Amy’s Three Best Things, by Philippa Pearce, (Candlewick Press, 2013), $15.99. Amy, who’s never spent even a single night away from home, suddenly decides she’s going to spend three nights with Grandma. So she packs a bag, and off she goes. Everything is going well and Grandma and Abby are having a fantastic time, then bedtime rolls around. It’s when Amy is alone in bed that she starts to miss her mother, baby brother and their dog, Bonzo. It was a good thing Amy packed her three best things. They calmed her homesickness in the most remarkable ways! A charming tale about the comforts of home.
Cheese Belongs to You, by Alexis Deacon, (Candlewick Press, 2013), $15.99. Young readers will learn a thing or two about adjectives while reading this madcap tale of Rat Law.
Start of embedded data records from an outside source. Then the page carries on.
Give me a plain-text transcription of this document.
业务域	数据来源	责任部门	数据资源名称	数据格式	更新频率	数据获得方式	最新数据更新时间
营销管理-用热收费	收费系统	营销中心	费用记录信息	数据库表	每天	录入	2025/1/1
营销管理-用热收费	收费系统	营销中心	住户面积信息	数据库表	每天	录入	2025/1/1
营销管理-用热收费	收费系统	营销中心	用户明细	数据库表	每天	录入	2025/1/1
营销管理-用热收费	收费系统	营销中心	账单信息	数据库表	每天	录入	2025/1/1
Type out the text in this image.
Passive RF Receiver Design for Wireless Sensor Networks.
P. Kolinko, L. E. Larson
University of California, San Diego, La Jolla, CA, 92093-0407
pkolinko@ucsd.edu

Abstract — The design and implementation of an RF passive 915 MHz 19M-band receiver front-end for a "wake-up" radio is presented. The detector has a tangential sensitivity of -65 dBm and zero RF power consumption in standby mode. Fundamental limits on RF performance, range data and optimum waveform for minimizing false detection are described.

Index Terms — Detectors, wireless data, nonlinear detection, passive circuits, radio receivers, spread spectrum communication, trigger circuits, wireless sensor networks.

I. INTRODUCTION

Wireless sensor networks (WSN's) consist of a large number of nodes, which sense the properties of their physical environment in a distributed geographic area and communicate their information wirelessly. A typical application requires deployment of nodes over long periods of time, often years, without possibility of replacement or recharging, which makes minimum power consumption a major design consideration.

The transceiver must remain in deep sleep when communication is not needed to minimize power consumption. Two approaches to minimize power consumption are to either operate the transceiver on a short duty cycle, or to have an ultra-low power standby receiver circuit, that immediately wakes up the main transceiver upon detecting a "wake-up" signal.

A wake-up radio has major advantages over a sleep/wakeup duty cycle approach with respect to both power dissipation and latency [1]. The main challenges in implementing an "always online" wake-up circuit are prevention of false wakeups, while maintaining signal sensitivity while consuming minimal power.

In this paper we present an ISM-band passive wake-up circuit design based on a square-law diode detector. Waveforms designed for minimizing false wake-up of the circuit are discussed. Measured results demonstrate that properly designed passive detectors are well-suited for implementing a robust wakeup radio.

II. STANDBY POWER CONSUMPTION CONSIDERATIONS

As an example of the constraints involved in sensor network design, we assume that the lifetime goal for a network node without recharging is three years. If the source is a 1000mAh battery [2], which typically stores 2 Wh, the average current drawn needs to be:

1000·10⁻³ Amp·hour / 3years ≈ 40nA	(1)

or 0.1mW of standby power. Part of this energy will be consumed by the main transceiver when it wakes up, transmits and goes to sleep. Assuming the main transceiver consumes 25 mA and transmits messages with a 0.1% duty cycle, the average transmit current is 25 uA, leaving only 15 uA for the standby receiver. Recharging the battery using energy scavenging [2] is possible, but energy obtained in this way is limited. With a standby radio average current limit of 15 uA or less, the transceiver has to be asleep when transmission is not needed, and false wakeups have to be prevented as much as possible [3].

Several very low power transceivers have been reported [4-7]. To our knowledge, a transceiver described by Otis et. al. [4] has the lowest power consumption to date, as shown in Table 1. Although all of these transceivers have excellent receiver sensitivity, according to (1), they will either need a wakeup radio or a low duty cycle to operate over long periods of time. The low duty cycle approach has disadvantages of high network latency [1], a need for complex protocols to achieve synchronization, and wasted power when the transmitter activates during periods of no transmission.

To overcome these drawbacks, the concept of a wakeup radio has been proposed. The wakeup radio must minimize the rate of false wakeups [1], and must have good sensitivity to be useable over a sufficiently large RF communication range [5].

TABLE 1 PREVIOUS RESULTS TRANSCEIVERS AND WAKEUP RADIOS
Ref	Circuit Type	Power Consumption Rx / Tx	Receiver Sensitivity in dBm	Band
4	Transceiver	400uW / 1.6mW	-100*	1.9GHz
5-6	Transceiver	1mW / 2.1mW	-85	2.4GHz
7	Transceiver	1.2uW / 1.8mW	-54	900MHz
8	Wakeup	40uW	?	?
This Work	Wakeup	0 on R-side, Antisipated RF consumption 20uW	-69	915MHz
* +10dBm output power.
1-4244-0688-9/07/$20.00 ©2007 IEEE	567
The first law of rats says that cheese belongs to you if you’re a rat. Except if a big rat wants it, cheese belongs to him. Unless a bigger rat wants it, or a quicker one, or a stronger one. And if a big, quick, strong, scary, hairy, dirty rat wants it, well . . . where does it end?
The Amazing Monty, by Johanna Hurwitz, (Candlewick Press, 2013), $5.99. Life was becoming unpredictable for six-year-old Monty both at school and at home. And it all began when Monty read about a free pair of parakeets in need of a new owner. Instead of ending up at his house, Yankee and Doodle end up in his classroom. Then, after Monty’s tooth falls out, comes the sudden news that Monty will have a new brother or sister. How will Monty react to a life that becomes so unpredictable? A charming story about a first-grader who has to manage some pretty big changes in life.
AGES 7 AND UP
Bugs: A Stunning Pop-Up Look at Insects, Spiders and Other Creepy Crawlies, by George McGavin, (Candlewick Press, 2013), $19.99. Kids will learn about the amazing variety of arthropods as peculiar bugs spring from the pages, peek out from behind flaps, and hide under tabs. There’s a lot to learn about things like hibernation and bug habitats as pop-ups and panels bring useful information to life. What insects can be found on people? Why are bugs necessary? A captivating, interactive journey into the hidden world of insects, spiders, and other creepy-crawlies.
AGES 10 AND UP
Africa is my Home: A Child of the Amistad, by Monica Edinger, (Candlewick Press, 2013), $17.99. Based on the experiences of a real person, the story begins when a drought hits nine-year-old Magulu’s homeland in Sierra Leone, and her father pawns her in exchange for rice. Before she can work off her debt, Magulu is sold off to slave traders and taken aboard the Amistad. Though the book is told by a fictional character, it tells the true story of the famous mutiny aboard the ship and the trial that follows and goes all the way to the Supreme Court. Archival clippings, maps, letters and engravings illustrate the book while the story is told in the first-person voice of Magulu. An intriguing account that has readers following the life of Magulu from the age of nine to adulthood when she returns to her beloved homeland to teach.
AND FOR MOM
Porch Lights, by Dorothea Benton Frank, (HarperCollins Publishers), $14.99. The healing powers of home come to life in this heartwarming story of grief and healing. Jackie McMullen, an Army nurse who’s served mostly in Afghanistan, suddenly becomes a single parent when her husband Jimmy, a firefighter, is killed in the line of duty. Overwhelmed by grief, Jackie and her 10-year-old son Charlie leave Brooklyn and all their memories to spend the summer at Jackie’s childhood home on the South Carolina coast. Little did they know they’d not only find the healing they needed, Jackie and Charlie would bring healing to Jackie’s estranged parents, Annie and Buster Britt.